Welcome back to Cover Snark!
From HeatherS: I want to know why Ted Cruz’s spectral head is creeping on this lady. Nightmare fuel.
Sarah: Oh, that’s VERY Creepy. Also, the titles are terrific.
Amanda: Oh yeah, that’s Ted Cruz.
Sarah: You and Heather agree, indeed it is.
Elyse: JUSTICE FOR SNOWFLAKE.
Sneezy: *aggressive cat hiss*
From Rosemary: Is that a skylight?
Sarah: Is that AI or just hellabad attempts at photoshop? Their hands, her arm, the borders – all weird.
Tara: I need a sign that says “Stop putting light text over light cover imagery.”
Sarah: Will the sign have light text over light cover imagery? Seems fitting.
Tara: Maybe, but not that yellow.
Sarah: I suppose you’re right.
Sneezy: I agree, I can’t tell if it’s AI or just poorly done. I hate everything about the fonts too. It looks like a middle school powerpoint assignment.
From Sara: Sometimes I just wanna yell “Stop staring at your peen, there’s a huge f-off bear behind you!!”
And…is there an actual love interest or his junk the titular “Plus Size Love”?
Sarah: Perhaps it suddenly is and that is why he is fascinated and alarmed?

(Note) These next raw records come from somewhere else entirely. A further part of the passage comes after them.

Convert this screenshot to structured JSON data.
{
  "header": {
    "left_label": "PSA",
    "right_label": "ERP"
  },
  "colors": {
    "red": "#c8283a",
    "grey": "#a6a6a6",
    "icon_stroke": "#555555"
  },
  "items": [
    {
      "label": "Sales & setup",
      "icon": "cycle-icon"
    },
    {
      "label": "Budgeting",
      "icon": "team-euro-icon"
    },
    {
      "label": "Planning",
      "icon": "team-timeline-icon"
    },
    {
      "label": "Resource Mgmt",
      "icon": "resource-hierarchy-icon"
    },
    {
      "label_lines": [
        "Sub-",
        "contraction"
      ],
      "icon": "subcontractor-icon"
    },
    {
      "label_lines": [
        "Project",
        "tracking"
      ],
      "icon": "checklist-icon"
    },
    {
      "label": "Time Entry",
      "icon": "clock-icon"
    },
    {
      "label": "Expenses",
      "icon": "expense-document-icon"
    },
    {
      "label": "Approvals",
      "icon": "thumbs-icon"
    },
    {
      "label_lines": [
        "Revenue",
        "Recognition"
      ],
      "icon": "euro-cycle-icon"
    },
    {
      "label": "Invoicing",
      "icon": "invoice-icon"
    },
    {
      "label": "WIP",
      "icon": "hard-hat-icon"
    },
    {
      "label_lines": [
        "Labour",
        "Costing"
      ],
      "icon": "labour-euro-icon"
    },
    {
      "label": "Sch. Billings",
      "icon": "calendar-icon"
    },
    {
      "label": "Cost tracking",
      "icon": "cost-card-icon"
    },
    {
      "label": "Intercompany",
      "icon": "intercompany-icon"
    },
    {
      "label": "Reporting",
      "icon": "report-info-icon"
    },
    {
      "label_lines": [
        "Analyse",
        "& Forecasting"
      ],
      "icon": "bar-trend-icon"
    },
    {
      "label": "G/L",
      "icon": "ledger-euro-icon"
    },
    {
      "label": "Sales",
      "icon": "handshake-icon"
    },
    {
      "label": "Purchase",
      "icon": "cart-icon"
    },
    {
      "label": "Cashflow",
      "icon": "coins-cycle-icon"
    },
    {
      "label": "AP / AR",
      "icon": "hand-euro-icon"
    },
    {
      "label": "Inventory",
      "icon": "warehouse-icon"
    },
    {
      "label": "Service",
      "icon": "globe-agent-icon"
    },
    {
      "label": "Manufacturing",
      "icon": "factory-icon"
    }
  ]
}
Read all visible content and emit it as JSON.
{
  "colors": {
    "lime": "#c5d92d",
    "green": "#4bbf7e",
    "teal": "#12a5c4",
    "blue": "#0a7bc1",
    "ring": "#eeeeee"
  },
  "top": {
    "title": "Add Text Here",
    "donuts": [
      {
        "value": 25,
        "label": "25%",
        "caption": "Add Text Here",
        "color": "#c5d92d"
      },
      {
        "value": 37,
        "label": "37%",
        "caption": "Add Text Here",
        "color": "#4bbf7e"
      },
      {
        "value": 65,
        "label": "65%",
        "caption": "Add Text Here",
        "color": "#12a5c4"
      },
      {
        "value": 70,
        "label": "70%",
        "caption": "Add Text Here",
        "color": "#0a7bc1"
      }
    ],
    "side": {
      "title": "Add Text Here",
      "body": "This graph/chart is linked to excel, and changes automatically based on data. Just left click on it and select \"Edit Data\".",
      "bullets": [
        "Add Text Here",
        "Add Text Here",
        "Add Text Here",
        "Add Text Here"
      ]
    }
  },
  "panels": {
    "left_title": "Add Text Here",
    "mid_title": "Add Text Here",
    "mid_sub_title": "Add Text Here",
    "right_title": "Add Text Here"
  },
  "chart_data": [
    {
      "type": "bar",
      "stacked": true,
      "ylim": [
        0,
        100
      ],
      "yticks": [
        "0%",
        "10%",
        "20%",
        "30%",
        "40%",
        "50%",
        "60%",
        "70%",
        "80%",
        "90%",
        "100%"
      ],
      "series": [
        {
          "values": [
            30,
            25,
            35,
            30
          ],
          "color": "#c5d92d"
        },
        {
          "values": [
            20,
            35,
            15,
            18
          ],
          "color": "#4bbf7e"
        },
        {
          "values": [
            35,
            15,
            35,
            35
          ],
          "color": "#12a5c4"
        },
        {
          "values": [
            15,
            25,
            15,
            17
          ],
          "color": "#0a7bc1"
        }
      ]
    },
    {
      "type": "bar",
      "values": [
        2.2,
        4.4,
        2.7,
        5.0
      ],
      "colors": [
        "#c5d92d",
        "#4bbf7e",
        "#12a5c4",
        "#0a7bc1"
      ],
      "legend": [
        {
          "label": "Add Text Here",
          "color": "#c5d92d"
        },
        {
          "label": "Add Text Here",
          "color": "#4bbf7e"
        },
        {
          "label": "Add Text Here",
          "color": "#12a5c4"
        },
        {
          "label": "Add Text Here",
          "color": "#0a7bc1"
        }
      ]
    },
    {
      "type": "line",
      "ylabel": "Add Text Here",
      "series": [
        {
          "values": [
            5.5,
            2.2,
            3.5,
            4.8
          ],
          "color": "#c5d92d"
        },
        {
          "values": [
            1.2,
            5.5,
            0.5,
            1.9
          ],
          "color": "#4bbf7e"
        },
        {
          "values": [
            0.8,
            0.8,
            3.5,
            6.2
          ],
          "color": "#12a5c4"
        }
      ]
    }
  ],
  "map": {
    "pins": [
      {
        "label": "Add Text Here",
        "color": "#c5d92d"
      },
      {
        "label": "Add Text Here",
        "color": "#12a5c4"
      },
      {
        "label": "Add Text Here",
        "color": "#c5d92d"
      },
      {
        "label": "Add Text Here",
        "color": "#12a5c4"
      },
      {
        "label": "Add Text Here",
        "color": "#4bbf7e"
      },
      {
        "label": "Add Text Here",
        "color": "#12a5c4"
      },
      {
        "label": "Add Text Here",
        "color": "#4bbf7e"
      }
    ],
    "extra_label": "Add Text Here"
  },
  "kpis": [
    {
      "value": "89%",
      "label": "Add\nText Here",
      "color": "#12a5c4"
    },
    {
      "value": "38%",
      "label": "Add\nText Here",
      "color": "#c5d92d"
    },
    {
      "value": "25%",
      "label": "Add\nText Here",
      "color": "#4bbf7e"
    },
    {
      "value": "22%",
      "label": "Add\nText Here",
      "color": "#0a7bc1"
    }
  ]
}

Do you think he calls his ween “Buddy?”
Sneezy: “Heeey Buddy? How’s it going down there? I have to put on pants now, okay? Oh- don’t be mad, baby! I have to wear pants! It’s not because I’m ashamed of you! Wait, no, don’t- OW!”
From Melodie: Was the mistake standing too close to the grill when he lit it? He looks very crispy.
Amanda: This is how I prefer my toasted marshmallows.
Sarah: I too have made this mistake on not re-applying sunscreen. It’s a painful mistake but I’ve never fucked it up that badly. My goodness. He needs an ICU immediately.
Sneezy: Whichever it is, it probably required an awe inspiring amount of incompetence and/or a series of statistically improbable events.
Elyse: He’s gonna need a cream for that.